Aujourd’hui, Marie-France Manoncourt et ses filles Hortense Idoine-Manoncourt et Blandine de Brier-Manoncourt veillent à l’avenir de la propriété. Thierry Manoncourt, disparu en 2010, donna au vin du domaine son style. Une forme d’expérience esthétique dans des registres de douceur et de légèreté, indissociable d’une approche scientifique qu’il poussa au-delà de ce qui se faisait dans la plupart des châteaux après la guerre. Il mit au point un engrais naturel à partir du broyage de sarments. En 1945, il inaugura le concept de second vin, expérimenta la thermorégulation, l’élevage en barrique neuve, l’approche parcellaire… Une approche qui perdure aujourd’hui, avec notamment la sélection massale.  
En 1972 déjà, les Manoncourt inauguraient un chai en avance sur son époque. L’édifice a tenu ses promesses pendant presque cinq décennies. Celui qui est sorti de terre il y a deux ans engage lui aussi la propriété sur le long terme. «Nous manquions de place pour réaliser une vinification telle que nous la souhaitions, en infra parcellaire, c'est-à-dire en vinifiant séparément les raisins issus de chaque sous-parcelle, pour que la précision de notre travail dans la vigne trouve sa traduction dans le chai», insiste Hortense Idoine-Manoncourt. «Pour y parvenir, il a fallu tripler la surface des installations», explique Frédéric Faye, le directeur général, un autre ingénieur agronome.
Château Figeac
Quarante-huit cuves sur mesure y ont été installées, mais aussi un laboratoire de recherche. Le nouveau site devrait donner un plus grand confort de travail aux équipes. D’ingénieux systèmes de contrepoids permettent d’ouvrir les lourds capots des cuves sans effort. Un acousticien a travaillé l’univers sonore du chai pour limiter la fatigue auditive. Si les hommes sont pris en compte, tout a aussi été pensé afin que la faune locale, des rongeurs aux chauves-souris, ne soit pas dérangée.
«Tout ce travail a été fait pour renforcer la typicité de notre vin», explique Marie-France Manoncourt. Ces dix dernières années, le vignoble a été restructuré, mais l’encépagement qui mixe à parts quasi égales le cabernet sauvignon, le cabernet franc et le merlot, a été conservé. C'est sans doute la proportion importante – et inhabituelle – de cabernet, qui donne à Figeac une saveur unique en son genre. Ainsi, le cabernet sauvignon apporte structure et longévité, mais aussi des notes de fruits noirs assorties de pointes poivrées. Le cabernet franc lui donne ses notes florales et sa fraîcheur. Le merlot enrobe l’ensemble et lui apporte douceur et rondeur. Il suffit de remonter un peu dans le temps pour comprendre le potentiel de garde de Figeac avec, par exemple, le millésime 2009 à l’équilibre irréprochable, le 2000 emblématique de la propriété avec ses notes poivrées, le 1970 et sa fraîcheur sensuelle ou le 1959, toujours aussi vaillant, puissant, vibrant.

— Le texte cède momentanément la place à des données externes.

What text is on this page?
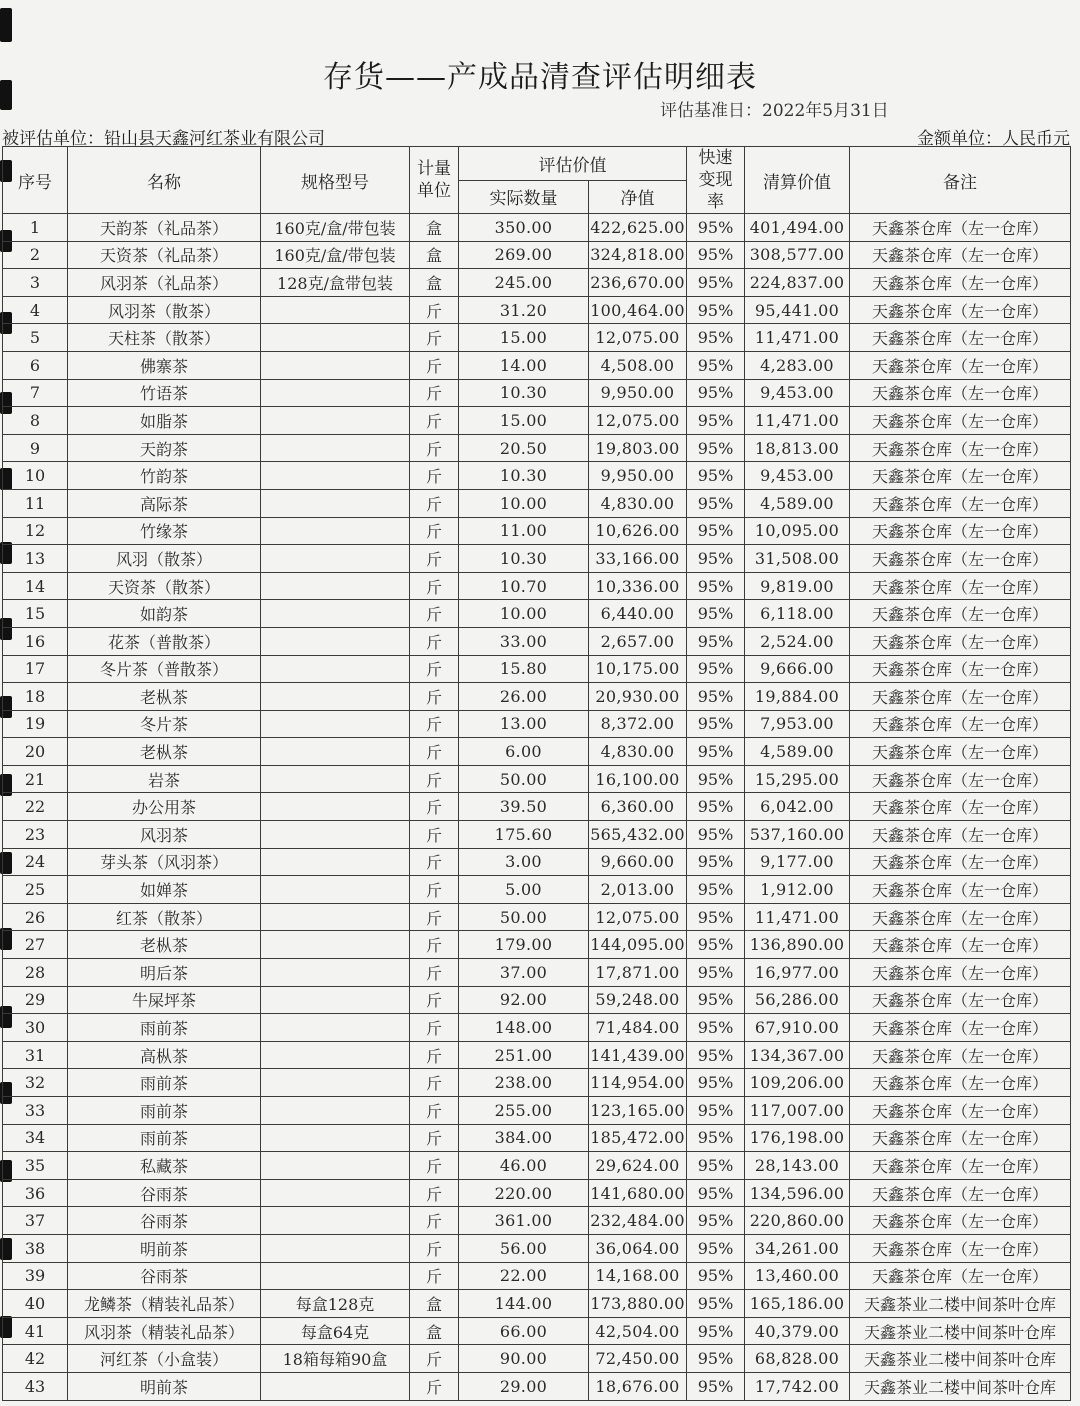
存货——产成品清查评估明细表
评估基准日：2022年5月31日
被评估单位：铅山县天鑫河红茶业有限公司	金额单位：人民币元
序号	名称	规格型号	计量单位	评估价值		快速变现率	清算价值	备注
				实际数量	净值			
1	天韵茶（礼品茶）	160克/盒/带包装	盒	350.00	422,625.00	95%	401,494.00	天鑫茶仓库（左一仓库）
2	天资茶（礼品茶）	160克/盒/带包装	盒	269.00	324,818.00	95%	308,577.00	天鑫茶仓库（左一仓库）
3	风羽茶（礼品茶）	128克/盒带包装	盒	245.00	236,670.00	95%	224,837.00	天鑫茶仓库（左一仓库）
4	风羽茶（散茶）		斤	31.20	100,464.00	95%	95,441.00	天鑫茶仓库（左一仓库）
5	天柱茶（散茶）		斤	15.00	12,075.00	95%	11,471.00	天鑫茶仓库（左一仓库）
6	佛寨茶		斤	14.00	4,508.00	95%	4,283.00	天鑫茶仓库（左一仓库）
7	竹语茶		斤	10.30	9,950.00	95%	9,453.00	天鑫茶仓库（左一仓库）
8	如脂茶		斤	15.00	12,075.00	95%	11,471.00	天鑫茶仓库（左一仓库）
9	天韵茶		斤	20.50	19,803.00	95%	18,813.00	天鑫茶仓库（左一仓库）
10	竹韵茶		斤	10.30	9,950.00	95%	9,453.00	天鑫茶仓库（左一仓库）
11	高际茶		斤	10.00	4,830.00	95%	4,589.00	天鑫茶仓库（左一仓库）
12	竹缘茶		斤	11.00	10,626.00	95%	10,095.00	天鑫茶仓库（左一仓库）
13	风羽（散茶）		斤	10.30	33,166.00	95%	31,508.00	天鑫茶仓库（左一仓库）
14	天资茶（散茶）		斤	10.70	10,336.00	95%	9,819.00	天鑫茶仓库（左一仓库）
15	如韵茶		斤	10.00	6,440.00	95%	6,118.00	天鑫茶仓库（左一仓库）
16	花茶（普散茶）		斤	33.00	2,657.00	95%	2,524.00	天鑫茶仓库（左一仓库）
17	冬片茶（普散茶）		斤	15.80	10,175.00	95%	9,666.00	天鑫茶仓库（左一仓库）
18	老枞茶		斤	26.00	20,930.00	95%	19,884.00	天鑫茶仓库（左一仓库）
19	冬片茶		斤	13.00	8,372.00	95%	7,953.00	天鑫茶仓库（左一仓库）
20	老枞茶		斤	6.00	4,830.00	95%	4,589.00	天鑫茶仓库（左一仓库）
21	岩茶		斤	50.00	16,100.00	95%	15,295.00	天鑫茶仓库（左一仓库）
22	办公用茶		斤	39.50	6,360.00	95%	6,042.00	天鑫茶仓库（左一仓库）
23	风羽茶		斤	175.60	565,432.00	95%	537,160.00	天鑫茶仓库（左一仓库）
24	芽头茶（风羽茶）		斤	3.00	9,660.00	95%	9,177.00	天鑫茶仓库（左一仓库）
25	如婵茶		斤	5.00	2,013.00	95%	1,912.00	天鑫茶仓库（左一仓库）
26	红茶（散茶）		斤	50.00	12,075.00	95%	11,471.00	天鑫茶仓库（左一仓库）
27	老枞茶		斤	179.00	144,095.00	95%	136,890.00	天鑫茶仓库（左一仓库）
28	明后茶		斤	37.00	17,871.00	95%	16,977.00	天鑫茶仓库（左一仓库）
29	牛屎坪茶		斤	92.00	59,248.00	95%	56,286.00	天鑫茶仓库（左一仓库）
30	雨前茶		斤	148.00	71,484.00	95%	67,910.00	天鑫茶仓库（左一仓库）
31	高枞茶		斤	251.00	141,439.00	95%	134,367.00	天鑫茶仓库（左一仓库）
32	雨前茶		斤	238.00	114,954.00	95%	109,206.00	天鑫茶仓库（左一仓库）
33	雨前茶		斤	255.00	123,165.00	95%	117,007.00	天鑫茶仓库（左一仓库）
34	雨前茶		斤	384.00	185,472.00	95%	176,198.00	天鑫茶仓库（左一仓库）
35	私藏茶		斤	46.00	29,624.00	95%	28,143.00	天鑫茶仓库（左一仓库）
36	谷雨茶		斤	220.00	141,680.00	95%	134,596.00	天鑫茶仓库（左一仓库）
37	谷雨茶		斤	361.00	232,484.00	95%	220,860.00	天鑫茶仓库（左一仓库）
38	明前茶		斤	56.00	36,064.00	95%	34,261.00	天鑫茶仓库（左一仓库）
39	谷雨茶		斤	22.00	14,168.00	95%	13,460.00	天鑫茶仓库（左一仓库）
40	龙鳞茶（精装礼品茶）	每盒128克	盒	144.00	173,880.00	95%	165,186.00	天鑫茶业二楼中间茶叶仓库
41	风羽茶（精装礼品茶）	每盒64克	盒	66.00	42,504.00	95%	40,379.00	天鑫茶业二楼中间茶叶仓库
42	河红茶（小盒装）	18箱每箱90盒	斤	90.00	72,450.00	95%	68,828.00	天鑫茶业二楼中间茶叶仓库
43	明前茶		斤	29.00	18,676.00	95%	17,742.00	天鑫茶业二楼中间茶叶仓库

Pour s’adapter à l’air du temps et à des consommateurs dépourvus de cave qui consomment des jus récents, la propriété a tout de même ajusté sa vinification «en travaillant avec des cuves en bois qui permettent de gagner en douceur, d’amener de l’amabilité sur les vins jeunes», explique Frédéric Faye. Le 2015 en est un bel exemple, déjà fort charmeur malgré sa jeunesse. Tous ces efforts, ces adaptations, viennent d’être récompensés. 
Château Pavie
Le nouvel arrivant forme désormais un duo de champions avec Château Pavie (37 ha), propriété de Gérard et Chantal Perse. Les Perse sont gâtés par un terroir superbe : la tension et la fraîcheur des vins issus des parcelles calcaires du plateau est compensée par la rondeur de ceux des pieds de milieu et du bas de côte, plus ronds.
Gérard Perse et son épouse Chantal comptent indiscutablement parmi ceux qui ont contribué au rayonnement de l’appellation Saint-Émilion. Pourtant, ces deux-là ne viennent pas du monde bachique. Ils débarquent de la région parisienne après une première carrière dans la grande distribution. Gérard Perse connaît le vin, sait l’acheter et le vendre. Il est aussi doté d’un très bon palais. Le couple fait l'acquisition de Château Monbousquet en 1993 et de Château Pavie, cinq ans plus tard. Le prix alors payé pour Pavie était bien excessif, se gaussaient les «initiés». S’ensuivent quelques coups bas des locaux. Isolés à Saint-Émilion, les Perse vont bénéficier du soutien providentiel d’un certain Robert Parker, grand gourou de la dégustation et de la notation qui fait et défait les réputations. L’Américain apprécie Pavie et le fait savoir. Finalement, en 2012, lors du dernier classement décennal des grands crus de saint-Émilion, Pavie rejoint le firmament de la rive droite, comme premier grand cru classé A de Saint-Émilion
Une fois de plus, le classement remet en lumière l’appellation. «Qu’on en dise du bien ou du mal, quand tout le monde en parle, c’est un succès» : la maxime de Boris Vian pourrait s’appliquer à Saint-Émilion et son classement des grands crus. Le feuilleton continue. Les derniers épisodes avaient été saignants. Après l’annonce en juillet 2021, du retrait de Château Ausone, propriété de la famille Vauthier et de Château Cheval Blanc, pépite du groupe LVMH, un autre coup de tonnerre avait résonné avec Château Angélus qui annonçait lui aussi quitter le classement, jugé «vecteur d’antagonisme et d’instabilité». Contactée par Le Figaro, Stéphanie de Bouard-Rivoal, présidente d’Angélus, expliquait alors que «la marque Angélus, très forte» allait «continuer à faire les plus grands vins en s’affranchissant d’un carcan de contingences acceptées jusque-là».
Avec le nouveau duo de tête, la donne change. Les projecteurs sont de nouveau braqués sur l’appellation.